Sahel: $379 million for the Desert to Power program dedicated to solar energy
The Board of Directors of the African Development Bank (AfDB) Group has approved $379.6 million in funding for the Desert to Power Financing Facility. This funding will enable the implementation of the program in the G5 Sahel countries.
The Desert to Power Financing Facility has received new funding. The African Development Bank (AfDB) recently allocated $379.6 million. The funding includes a technical assistance component to improve implementation capacity, strengthen the enabling environment for private sector investment, and ensure gender and climate mainstreaming. The technical assistance will be provided over a 7-year period.
The financing facility was established by the pan-African bank to support the G5 Sahel countries (Burkina Faso, Chad, Mali, Mauritania, and Niger) in adopting low greenhouse gas emission electricity generation by harnessing the region’s abundant solar potential. The facility has already received a $150 million investment from the Green Climate Fund (GCF).
Mobilizing private investment
“The Desert to Power Facility’s innovative blended finance approach for the G5 Sahel countries will reduce risk, and therefore stimulate private sector investment in solar power generation in the region. This will help transform energy production and close the energy access gap in some of Africa’s most fragile countries,” said Kevin Kariuki, AfDB Vice President for Energy, Climate Change and Green Growth.

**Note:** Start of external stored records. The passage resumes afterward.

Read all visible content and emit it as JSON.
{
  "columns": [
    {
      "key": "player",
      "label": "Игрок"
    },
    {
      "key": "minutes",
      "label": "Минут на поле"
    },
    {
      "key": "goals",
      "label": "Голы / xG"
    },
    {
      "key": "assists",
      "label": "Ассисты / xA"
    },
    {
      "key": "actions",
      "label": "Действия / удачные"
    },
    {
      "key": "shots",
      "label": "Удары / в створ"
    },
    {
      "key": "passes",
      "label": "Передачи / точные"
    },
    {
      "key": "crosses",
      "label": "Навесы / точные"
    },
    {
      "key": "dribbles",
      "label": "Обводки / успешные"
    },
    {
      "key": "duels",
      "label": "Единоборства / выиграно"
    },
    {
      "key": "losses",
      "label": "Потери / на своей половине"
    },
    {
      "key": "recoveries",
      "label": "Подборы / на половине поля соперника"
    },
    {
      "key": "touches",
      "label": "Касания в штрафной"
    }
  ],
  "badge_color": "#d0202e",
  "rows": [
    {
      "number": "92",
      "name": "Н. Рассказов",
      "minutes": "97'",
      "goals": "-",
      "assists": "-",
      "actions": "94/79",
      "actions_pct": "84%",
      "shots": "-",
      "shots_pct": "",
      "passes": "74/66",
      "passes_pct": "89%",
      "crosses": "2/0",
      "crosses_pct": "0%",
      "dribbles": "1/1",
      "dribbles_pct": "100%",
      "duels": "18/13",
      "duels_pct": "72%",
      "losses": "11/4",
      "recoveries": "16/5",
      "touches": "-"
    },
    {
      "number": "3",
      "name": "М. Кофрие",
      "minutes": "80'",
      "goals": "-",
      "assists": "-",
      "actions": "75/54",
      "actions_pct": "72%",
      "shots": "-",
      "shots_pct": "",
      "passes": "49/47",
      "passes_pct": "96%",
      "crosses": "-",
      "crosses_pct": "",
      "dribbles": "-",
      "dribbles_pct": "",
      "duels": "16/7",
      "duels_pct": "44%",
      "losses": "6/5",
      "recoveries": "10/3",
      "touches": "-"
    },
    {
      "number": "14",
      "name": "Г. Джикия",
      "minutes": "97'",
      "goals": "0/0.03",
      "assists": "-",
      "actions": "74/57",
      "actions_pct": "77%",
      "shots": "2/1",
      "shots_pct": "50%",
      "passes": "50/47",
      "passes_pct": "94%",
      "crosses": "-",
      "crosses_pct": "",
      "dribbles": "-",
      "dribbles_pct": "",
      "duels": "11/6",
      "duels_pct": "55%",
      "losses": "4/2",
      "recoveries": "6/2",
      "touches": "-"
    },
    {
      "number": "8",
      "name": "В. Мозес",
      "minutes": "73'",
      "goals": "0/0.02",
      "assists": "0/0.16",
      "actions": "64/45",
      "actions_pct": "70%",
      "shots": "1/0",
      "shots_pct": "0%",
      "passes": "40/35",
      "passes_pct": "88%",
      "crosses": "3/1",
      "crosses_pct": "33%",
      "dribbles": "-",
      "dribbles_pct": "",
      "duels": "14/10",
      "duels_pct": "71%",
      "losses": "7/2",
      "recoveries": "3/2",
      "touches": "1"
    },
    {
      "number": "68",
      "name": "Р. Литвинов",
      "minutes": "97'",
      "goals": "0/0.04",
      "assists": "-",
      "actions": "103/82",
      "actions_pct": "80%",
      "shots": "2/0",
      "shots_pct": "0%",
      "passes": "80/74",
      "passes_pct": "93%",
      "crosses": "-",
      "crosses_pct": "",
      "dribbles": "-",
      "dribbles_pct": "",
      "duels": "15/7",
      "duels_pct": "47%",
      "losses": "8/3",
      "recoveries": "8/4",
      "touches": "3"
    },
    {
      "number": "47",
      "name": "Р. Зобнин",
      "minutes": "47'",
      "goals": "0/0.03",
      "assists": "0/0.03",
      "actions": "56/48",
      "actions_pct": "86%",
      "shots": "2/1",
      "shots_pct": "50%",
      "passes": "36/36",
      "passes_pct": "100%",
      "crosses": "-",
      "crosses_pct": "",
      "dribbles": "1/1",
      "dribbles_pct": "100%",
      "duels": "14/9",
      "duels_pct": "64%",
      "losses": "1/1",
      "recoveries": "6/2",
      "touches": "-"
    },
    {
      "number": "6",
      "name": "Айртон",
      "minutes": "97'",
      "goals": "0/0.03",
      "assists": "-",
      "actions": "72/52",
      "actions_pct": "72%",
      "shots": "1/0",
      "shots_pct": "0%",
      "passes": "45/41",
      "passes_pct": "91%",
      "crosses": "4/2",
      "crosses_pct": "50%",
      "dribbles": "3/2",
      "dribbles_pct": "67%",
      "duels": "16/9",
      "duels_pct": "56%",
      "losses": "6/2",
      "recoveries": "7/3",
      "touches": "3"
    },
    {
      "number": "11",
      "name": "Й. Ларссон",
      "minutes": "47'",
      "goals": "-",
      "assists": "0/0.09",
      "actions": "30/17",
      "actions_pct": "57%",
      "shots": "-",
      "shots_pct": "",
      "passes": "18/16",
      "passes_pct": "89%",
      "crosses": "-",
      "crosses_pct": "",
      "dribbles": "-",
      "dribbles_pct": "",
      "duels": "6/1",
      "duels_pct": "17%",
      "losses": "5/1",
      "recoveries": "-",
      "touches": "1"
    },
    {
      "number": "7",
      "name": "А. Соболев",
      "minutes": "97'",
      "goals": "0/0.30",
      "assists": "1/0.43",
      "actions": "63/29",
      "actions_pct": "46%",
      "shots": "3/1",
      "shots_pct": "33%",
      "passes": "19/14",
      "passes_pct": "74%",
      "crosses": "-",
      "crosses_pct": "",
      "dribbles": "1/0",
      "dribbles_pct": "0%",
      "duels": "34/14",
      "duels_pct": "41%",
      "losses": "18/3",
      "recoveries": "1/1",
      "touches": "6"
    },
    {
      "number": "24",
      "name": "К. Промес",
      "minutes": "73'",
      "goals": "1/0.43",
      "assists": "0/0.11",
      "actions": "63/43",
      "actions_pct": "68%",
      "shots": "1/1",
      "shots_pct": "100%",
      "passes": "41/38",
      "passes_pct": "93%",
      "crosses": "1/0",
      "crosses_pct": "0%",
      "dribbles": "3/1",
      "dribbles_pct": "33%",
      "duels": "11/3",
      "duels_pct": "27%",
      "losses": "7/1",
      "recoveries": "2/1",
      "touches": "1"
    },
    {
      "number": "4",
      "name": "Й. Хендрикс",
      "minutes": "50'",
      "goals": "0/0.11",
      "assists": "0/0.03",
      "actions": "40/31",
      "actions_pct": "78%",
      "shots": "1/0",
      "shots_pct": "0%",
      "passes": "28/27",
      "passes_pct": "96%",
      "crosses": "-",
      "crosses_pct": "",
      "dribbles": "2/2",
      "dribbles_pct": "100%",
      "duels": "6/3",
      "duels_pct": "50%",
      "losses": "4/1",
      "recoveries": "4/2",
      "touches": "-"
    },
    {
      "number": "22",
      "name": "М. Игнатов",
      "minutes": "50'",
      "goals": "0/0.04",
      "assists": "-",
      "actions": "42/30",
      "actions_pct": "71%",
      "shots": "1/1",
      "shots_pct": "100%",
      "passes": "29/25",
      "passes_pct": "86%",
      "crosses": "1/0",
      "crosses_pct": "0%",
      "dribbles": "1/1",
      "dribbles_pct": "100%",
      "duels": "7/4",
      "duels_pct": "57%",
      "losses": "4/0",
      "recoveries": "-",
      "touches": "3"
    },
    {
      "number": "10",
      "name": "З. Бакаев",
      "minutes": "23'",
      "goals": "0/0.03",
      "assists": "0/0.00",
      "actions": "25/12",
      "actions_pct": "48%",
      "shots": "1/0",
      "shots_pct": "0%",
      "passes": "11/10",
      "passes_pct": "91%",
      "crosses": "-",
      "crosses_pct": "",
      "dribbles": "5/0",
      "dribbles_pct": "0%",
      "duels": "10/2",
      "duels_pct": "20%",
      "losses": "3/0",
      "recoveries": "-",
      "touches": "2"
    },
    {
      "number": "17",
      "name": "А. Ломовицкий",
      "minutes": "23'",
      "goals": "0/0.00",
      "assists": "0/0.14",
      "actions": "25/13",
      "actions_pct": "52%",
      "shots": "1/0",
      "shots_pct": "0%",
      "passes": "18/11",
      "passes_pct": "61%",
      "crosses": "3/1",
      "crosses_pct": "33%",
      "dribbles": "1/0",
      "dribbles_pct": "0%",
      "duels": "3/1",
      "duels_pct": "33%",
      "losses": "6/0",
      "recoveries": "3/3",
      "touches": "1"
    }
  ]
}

The Desert to Power program was launched by the AfDB to develop an installed capacity of 10,000 MW to power 250 million people in the Sahel. The financing facility launched under this initiative specifically targets the G5 Sahel countries through the production of 500 MW of solar energy and electricity storage for 695,000 households. According to the AfDB, the funds obtained so far under the facility will mobilize an additional $437 million.
The other portion of the funds will come from commercial banks and other private investors, including independent power producers (IPPs) that will generate solar power on a large scale. According to the AfDB, this phase of the program will reduce emissions by more than 14.4 million tons of CO2 equivalent over the life of the investment.